Of course, you can tweak the additions, but I really love how tasty and downright pretty these biscuits are. The cheese gives them tendrils of orange mixed with the bright green of the onions. They make a lovely addition to any meal. If you don't have a biscuit or cookie cutter of an appropriate shape and size, save a tuna can the next time you open it and wash and dry it thoroughly. They make excellent biscuit cutters in a pinch!
I like splitting these and layering cheese, egg, and bacon into them for breakfast. They also make excellent soup, stew, and chili dippers. And if you have a roasted chicken, pork, or beef dish, have a plate of these on hand to sop up all those delicious juices. Enjoy!
- ¾ c. all-purpose flour
- 2 T. baking powder
- ¾ tsp. granulated sugar
- ¾ tsp. salt
- ¾ tsp. black pepper
- ¼ c. cold butter
- ¾ c. grated cheddar cheese
- ½ c. chopped green onions
- ½ c. whole milk
- Egg wash
In a large bowl, combine the flour, baking powder, sugar, salt, and black pepper.

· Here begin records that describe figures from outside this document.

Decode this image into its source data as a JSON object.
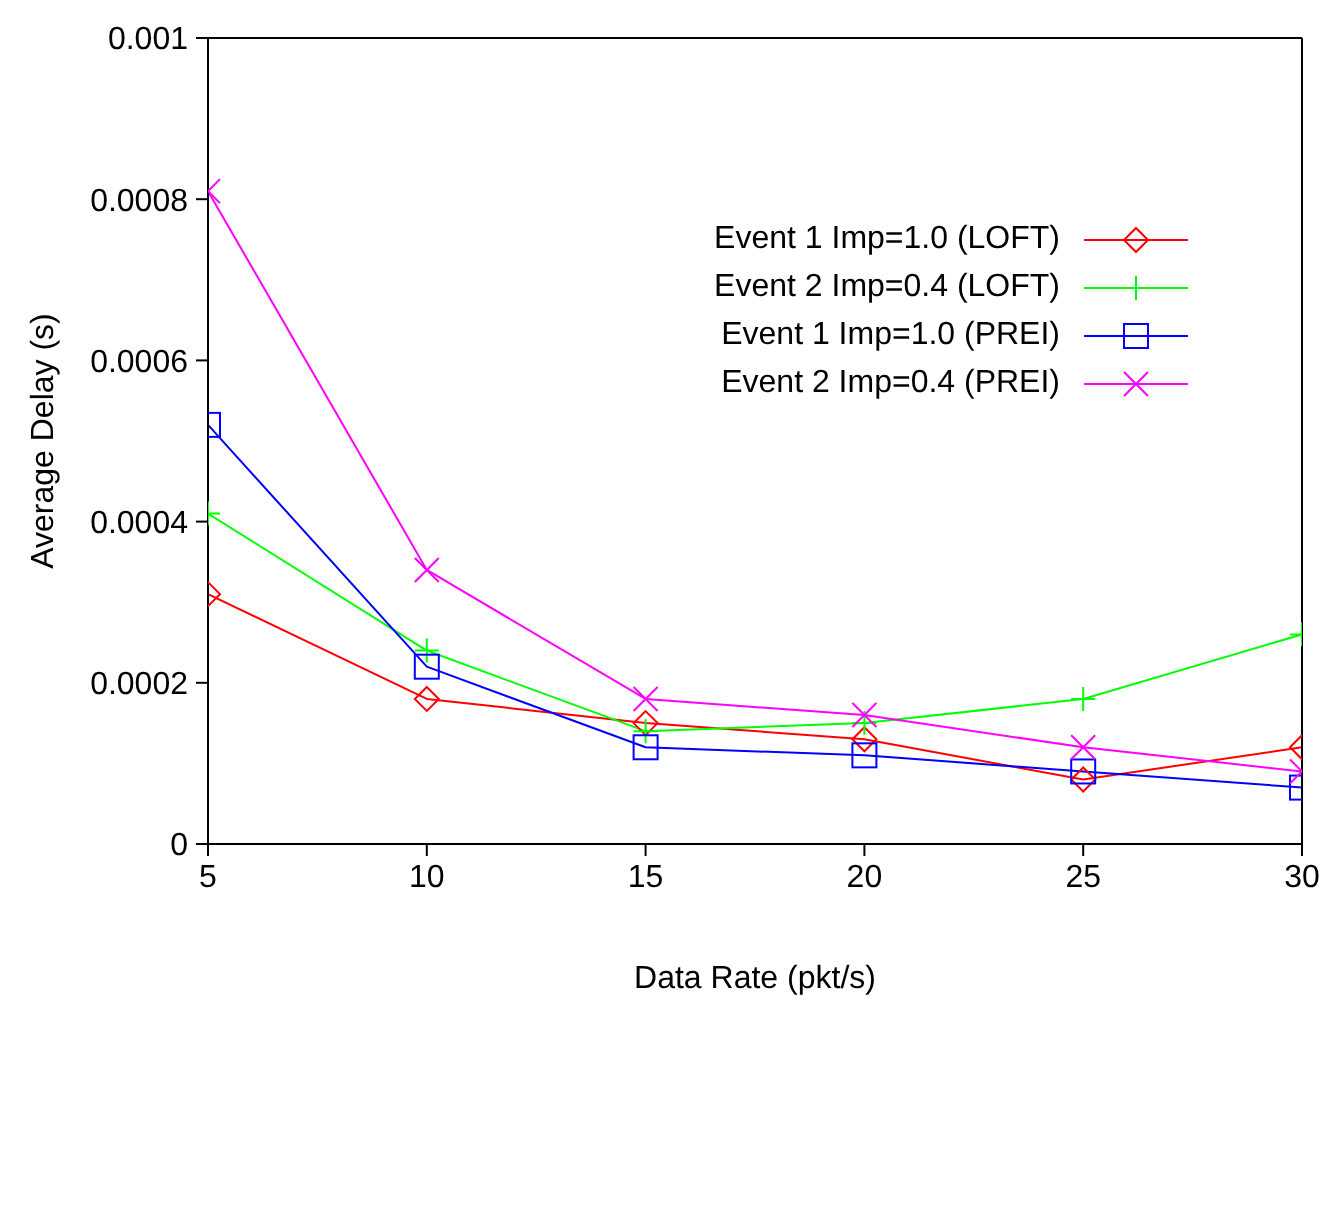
{
  "chart_data": {
    "type": "line",
    "xlabel": "Data Rate (pkt/s)",
    "ylabel": "Average Delay (s)",
    "x": [
      5,
      10,
      15,
      20,
      25,
      30
    ],
    "xlim": [
      5,
      30
    ],
    "xticks": [
      5,
      10,
      15,
      20,
      25,
      30
    ],
    "ylim": [
      0,
      0.001
    ],
    "yticks": [
      0,
      0.0002,
      0.0004,
      0.0006,
      0.0008,
      0.001
    ],
    "grid": false,
    "legend": "top right",
    "series": [
      {
        "name": "Event 1 Imp=1.0 (LOFT)",
        "color": "#ff0000",
        "marker": "diamond",
        "values": [
          0.00031,
          0.00018,
          0.00015,
          0.00013,
          8e-05,
          0.00012
        ]
      },
      {
        "name": "Event 2 Imp=0.4 (LOFT)",
        "color": "#00ff00",
        "marker": "plus",
        "values": [
          0.00041,
          0.00024,
          0.00014,
          0.00015,
          0.00018,
          0.00026
        ]
      },
      {
        "name": "Event 1 Imp=1.0 (PREI)",
        "color": "#0000ff",
        "marker": "square",
        "values": [
          0.00052,
          0.00022,
          0.00012,
          0.00011,
          9e-05,
          7e-05
        ]
      },
      {
        "name": "Event 2 Imp=0.4 (PREI)",
        "color": "#ff00ff",
        "marker": "cross",
        "values": [
          0.00081,
          0.00034,
          0.00018,
          0.00016,
          0.00012,
          9e-05
        ]
      }
    ]
  }
}
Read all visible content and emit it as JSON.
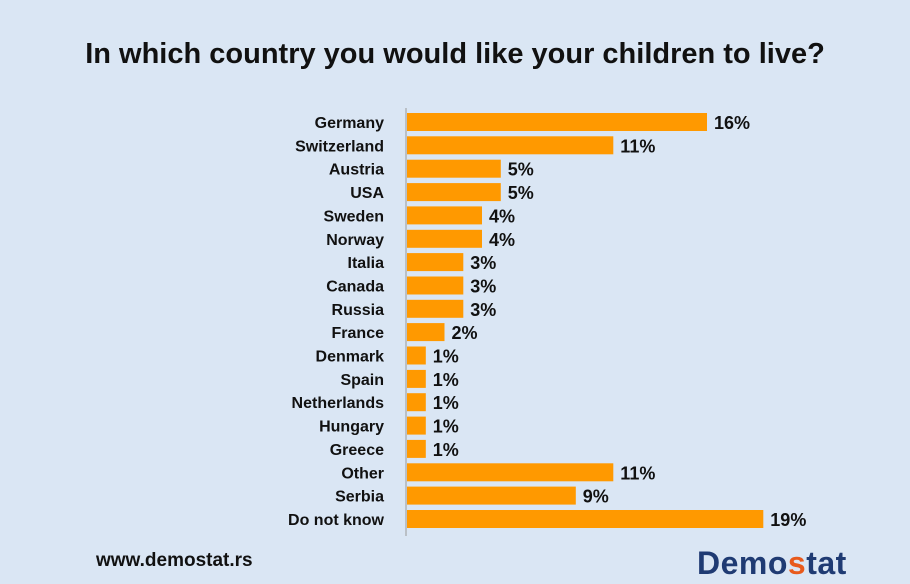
{
  "chart_data": {
    "type": "bar",
    "orientation": "horizontal",
    "title": "In which country you would like your children to live?",
    "categories": [
      "Germany",
      "Switzerland",
      "Austria",
      "USA",
      "Sweden",
      "Norway",
      "Italia",
      "Canada",
      "Russia",
      "France",
      "Denmark",
      "Spain",
      "Netherlands",
      "Hungary",
      "Greece",
      "Other",
      "Serbia",
      "Do not know"
    ],
    "values": [
      16,
      11,
      5,
      5,
      4,
      4,
      3,
      3,
      3,
      2,
      1,
      1,
      1,
      1,
      1,
      11,
      9,
      19
    ],
    "value_labels": [
      "16%",
      "11%",
      "5%",
      "5%",
      "4%",
      "4%",
      "3%",
      "3%",
      "3%",
      "2%",
      "1%",
      "1%",
      "1%",
      "1%",
      "1%",
      "11%",
      "9%",
      "19%"
    ],
    "xlim": [
      0,
      20
    ],
    "grid": false,
    "bar_color": "#ff9900"
  },
  "footer": {
    "url": "www.demostat.rs",
    "logo_pre": "Demo",
    "logo_accent": "s",
    "logo_post": "tat"
  },
  "colors": {
    "background": "#dae6f4",
    "bar": "#ff9900",
    "logo": "#1f3b73",
    "logo_accent": "#e85a1c"
  }
}
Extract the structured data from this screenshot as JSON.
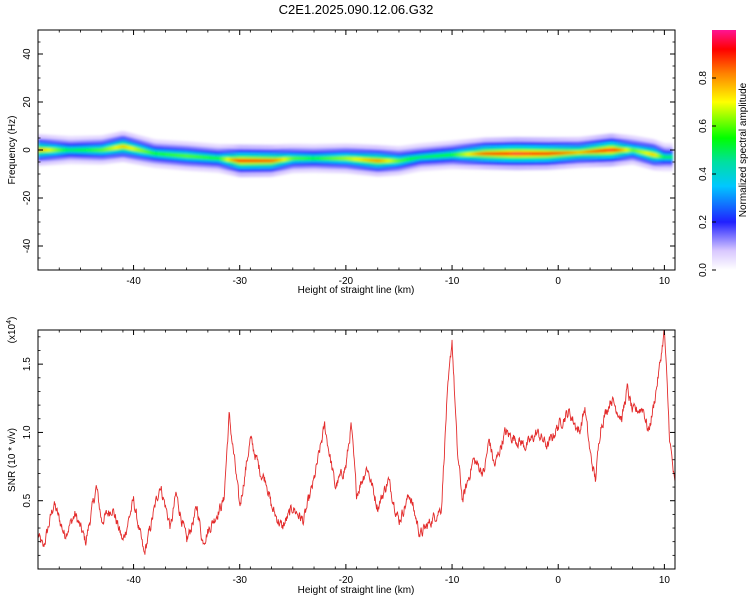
{
  "title": "C2E1.2025.090.12.06.G32",
  "chart_data": [
    {
      "type": "heatmap",
      "xlabel": "Height of straight line (km)",
      "ylabel": "Frequency (Hz)",
      "xlim": [
        -49,
        11
      ],
      "ylim": [
        -50,
        50
      ],
      "xticks": [
        -40,
        -30,
        -20,
        -10,
        0,
        10
      ],
      "yticks": [
        -40,
        -20,
        0,
        20,
        40
      ],
      "colorbar": {
        "label": "Normalized spectral amplitude",
        "range": [
          0,
          1
        ],
        "ticks": [
          0.0,
          0.2,
          0.4,
          0.6,
          0.8
        ],
        "tick_labels": [
          "0.0",
          "0.2",
          "0.4",
          "0.6",
          "0.8"
        ]
      },
      "ridge": {
        "x": [
          -49,
          -46,
          -43,
          -41,
          -38,
          -35,
          -32,
          -30,
          -27,
          -25,
          -23,
          -20,
          -17,
          -15,
          -13,
          -10,
          -7,
          -4,
          -1,
          2,
          5,
          7,
          9,
          10
        ],
        "frequency": [
          0,
          0,
          0,
          1.5,
          -1.5,
          -2.5,
          -3.5,
          -4.5,
          -4.5,
          -3.5,
          -3.5,
          -3.5,
          -4.5,
          -4.5,
          -3,
          -2,
          -1.5,
          -1.5,
          -1.5,
          -1,
          0,
          0,
          -2,
          -3
        ],
        "amplitude": [
          0.8,
          0.5,
          0.6,
          0.75,
          0.55,
          0.6,
          0.55,
          0.9,
          0.85,
          0.6,
          0.55,
          0.65,
          0.8,
          0.6,
          0.5,
          0.55,
          0.85,
          0.95,
          0.9,
          0.75,
          0.95,
          0.6,
          0.75,
          0.5
        ]
      }
    },
    {
      "type": "line",
      "xlabel": "Height of straight line (km)",
      "ylabel": "SNR (10 * v/v)",
      "y_multiplier": "(x10^4)",
      "y_multiplier_base": "(x10",
      "y_multiplier_exp": "4",
      "xlim": [
        -49,
        11
      ],
      "ylim": [
        0,
        1.75
      ],
      "xticks": [
        -40,
        -30,
        -20,
        -10,
        0,
        10
      ],
      "yticks": [
        0.5,
        1.0,
        1.5
      ],
      "ytick_labels": [
        "0.5",
        "1.0",
        "1.5"
      ],
      "color": "#e32b2b",
      "anchors": {
        "x": [
          -49,
          -48.5,
          -47.5,
          -46.5,
          -45.5,
          -44.5,
          -43.5,
          -43,
          -42,
          -41,
          -40,
          -39,
          -38,
          -37.5,
          -36.5,
          -36,
          -35,
          -34,
          -33.5,
          -32.5,
          -31.5,
          -31,
          -30.5,
          -30,
          -29,
          -28,
          -27.5,
          -27,
          -26,
          -25,
          -24,
          -23,
          -22,
          -21,
          -20,
          -19.5,
          -19,
          -18,
          -17,
          -16,
          -15,
          -14,
          -13,
          -12,
          -11,
          -10.5,
          -10,
          -9.5,
          -9,
          -8,
          -7,
          -6.5,
          -6,
          -5,
          -4,
          -3,
          -2,
          -1,
          0,
          1,
          2,
          2.5,
          3,
          3.5,
          4,
          5,
          6,
          6.5,
          7,
          8,
          8.5,
          9,
          9.5,
          10,
          10.5,
          11
        ],
        "y": [
          0.25,
          0.15,
          0.48,
          0.25,
          0.4,
          0.2,
          0.6,
          0.35,
          0.45,
          0.2,
          0.5,
          0.1,
          0.45,
          0.62,
          0.3,
          0.55,
          0.2,
          0.45,
          0.2,
          0.35,
          0.5,
          1.12,
          0.8,
          0.45,
          0.95,
          0.7,
          0.65,
          0.45,
          0.3,
          0.45,
          0.35,
          0.65,
          1.05,
          0.6,
          0.75,
          1.05,
          0.55,
          0.75,
          0.45,
          0.65,
          0.35,
          0.55,
          0.25,
          0.35,
          0.45,
          1.2,
          1.68,
          0.85,
          0.5,
          0.8,
          0.7,
          0.95,
          0.75,
          1.0,
          0.95,
          0.9,
          1.0,
          0.9,
          1.05,
          1.15,
          1.0,
          1.18,
          0.85,
          0.65,
          1.05,
          1.25,
          1.1,
          1.32,
          1.15,
          1.18,
          1.0,
          1.2,
          1.45,
          1.75,
          0.95,
          0.6
        ]
      }
    }
  ]
}
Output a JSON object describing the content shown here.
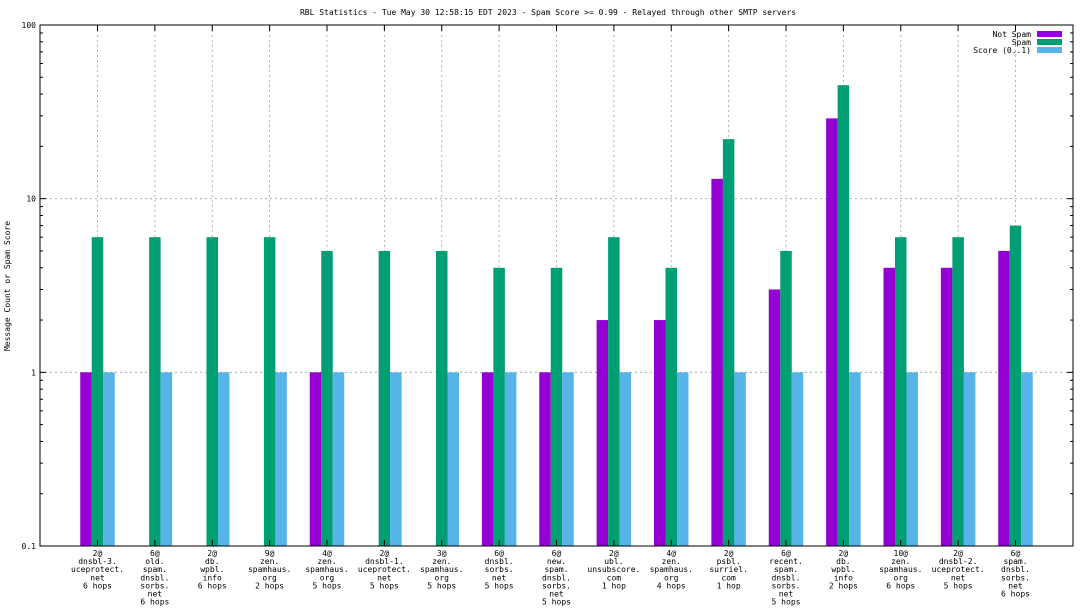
{
  "chart_data": {
    "type": "bar",
    "title": "RBL Statistics - Tue May 30 12:58:15 EDT 2023 - Spam Score >= 0.99 - Relayed through other SMTP servers",
    "ylabel": "Message Count or Spam Score",
    "yscale": "log",
    "ylim": [
      0.1,
      100
    ],
    "yticks": [
      {
        "value": 0.1,
        "label": "0.1"
      },
      {
        "value": 1,
        "label": "1"
      },
      {
        "value": 10,
        "label": "10"
      },
      {
        "value": 100,
        "label": "100"
      }
    ],
    "grid": true,
    "legend_position": "top-right",
    "categories": [
      [
        "2@",
        "dnsbl-3.",
        "uceprotect.",
        "net",
        "6 hops"
      ],
      [
        "6@",
        "old.",
        "spam.",
        "dnsbl.",
        "sorbs.",
        "net",
        "6 hops"
      ],
      [
        "2@",
        "db.",
        "wpbl.",
        "info",
        "6 hops"
      ],
      [
        "9@",
        "zen.",
        "spamhaus.",
        "org",
        "2 hops"
      ],
      [
        "4@",
        "zen.",
        "spamhaus.",
        "org",
        "5 hops"
      ],
      [
        "2@",
        "dnsbl-1.",
        "uceprotect.",
        "net",
        "5 hops"
      ],
      [
        "3@",
        "zen.",
        "spamhaus.",
        "org",
        "5 hops"
      ],
      [
        "6@",
        "dnsbl.",
        "sorbs.",
        "net",
        "5 hops"
      ],
      [
        "6@",
        "new.",
        "spam.",
        "dnsbl.",
        "sorbs.",
        "net",
        "5 hops"
      ],
      [
        "2@",
        "ubl.",
        "unsubscore.",
        "com",
        "1 hop"
      ],
      [
        "4@",
        "zen.",
        "spamhaus.",
        "org",
        "4 hops"
      ],
      [
        "2@",
        "psbl.",
        "surriel.",
        "com",
        "1 hop"
      ],
      [
        "6@",
        "recent.",
        "spam.",
        "dnsbl.",
        "sorbs.",
        "net",
        "5 hops"
      ],
      [
        "2@",
        "db.",
        "wpbl.",
        "info",
        "2 hops"
      ],
      [
        "10@",
        "zen.",
        "spamhaus.",
        "org",
        "6 hops"
      ],
      [
        "2@",
        "dnsbl-2.",
        "uceprotect.",
        "net",
        "5 hops"
      ],
      [
        "6@",
        "spam.",
        "dnsbl.",
        "sorbs.",
        "net",
        "6 hops"
      ]
    ],
    "series": [
      {
        "name": "Not Spam",
        "color": "#9400d3",
        "values": [
          1,
          0,
          0,
          0,
          1,
          0,
          0,
          1,
          1,
          2,
          2,
          13,
          3,
          29,
          4,
          4,
          5
        ]
      },
      {
        "name": "Spam",
        "color": "#009e73",
        "values": [
          6,
          6,
          6,
          6,
          5,
          5,
          5,
          4,
          4,
          6,
          4,
          22,
          5,
          45,
          6,
          6,
          7
        ]
      },
      {
        "name": "Score (0..1)",
        "color": "#56b4e9",
        "values": [
          1,
          1,
          1,
          1,
          1,
          1,
          1,
          1,
          1,
          1,
          1,
          1,
          1,
          1,
          1,
          1,
          1
        ]
      }
    ]
  }
}
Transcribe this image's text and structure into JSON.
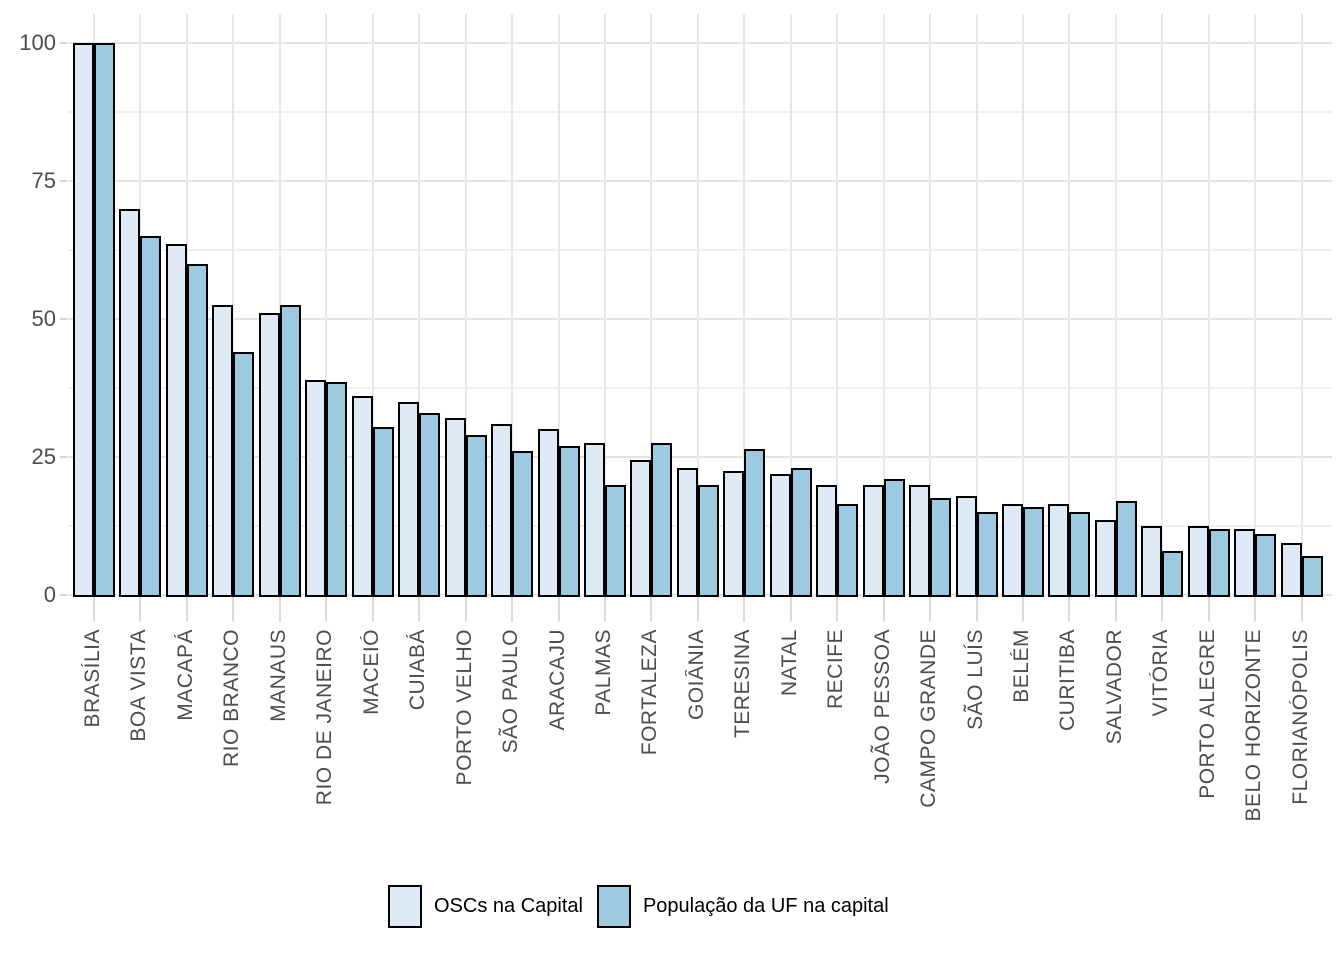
{
  "chart_data": {
    "type": "bar",
    "title": "",
    "xlabel": "",
    "ylabel": "",
    "ylim": [
      0,
      100
    ],
    "yticks": [
      0,
      25,
      50,
      75,
      100
    ],
    "yticks_minor": [
      12.5,
      37.5,
      62.5,
      87.5
    ],
    "grid": "on",
    "legend_position": "bottom",
    "categories": [
      "BRASÍLIA",
      "BOA VISTA",
      "MACAPÁ",
      "RIO BRANCO",
      "MANAUS",
      "RIO DE JANEIRO",
      "MACEIÓ",
      "CUIABÁ",
      "PORTO VELHO",
      "SÃO PAULO",
      "ARACAJU",
      "PALMAS",
      "FORTALEZA",
      "GOIÂNIA",
      "TERESINA",
      "NATAL",
      "RECIFE",
      "JOÃO PESSOA",
      "CAMPO GRANDE",
      "SÃO LUÍS",
      "BELÉM",
      "CURITIBA",
      "SALVADOR",
      "VITÓRIA",
      "PORTO ALEGRE",
      "BELO HORIZONTE",
      "FLORIANÓPOLIS"
    ],
    "series": [
      {
        "name": "OSCs na Capital",
        "color": "#deebf7",
        "values": [
          100,
          70,
          63.5,
          52.5,
          51,
          39,
          36,
          35,
          32,
          31,
          30,
          27.5,
          24.5,
          23,
          22.5,
          22,
          20,
          20,
          20,
          18,
          16.5,
          16.5,
          13.5,
          12.5,
          12.5,
          12,
          9.5
        ]
      },
      {
        "name": "População da UF na capital",
        "color": "#9ecae1",
        "values": [
          100,
          65,
          60,
          44,
          52.5,
          38.5,
          30.5,
          33,
          29,
          26,
          27,
          20,
          27.5,
          20,
          26.5,
          23,
          16.5,
          21,
          17.5,
          15,
          16,
          15,
          17,
          8,
          12,
          11,
          7
        ]
      }
    ],
    "bar_border_color": "#000000",
    "axis_text_color": "#4d4d4d"
  }
}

Cut the cold butter into cubes that are about the size of a bouillon cube. Add the butter cubes to the flour mixture and pinch and mix the butter into the flour until a course crumb forms - a bit like lightly moist sand.
Add the grated cheddar cheese and green onions to the flour mixture; stir lightly.
Drizzle the milk into the flour mixture and stir gently. Lightly press the components together so that a dough forms. Do not overwork the dough!
Shape the dough into a circle with your fingers and wrap it with plastic wrap. Chill in the fridge for at least an hour.
Preheat the oven to 425°F.
Once the dough has had time to rest in the fridge, roll out the dough until about 1/2” thick. Cut out 2.5″ circles with a biscuit cutter, cookie cutter, or thoroughly washed and dried empty tuna can and place on baking sheet. Space them about 2” apart. Brush the tops of the biscuits with an egg wash to help create a glossy finish for your biscuits.
Bake for 10-15 minutes or until the biscuits are golden.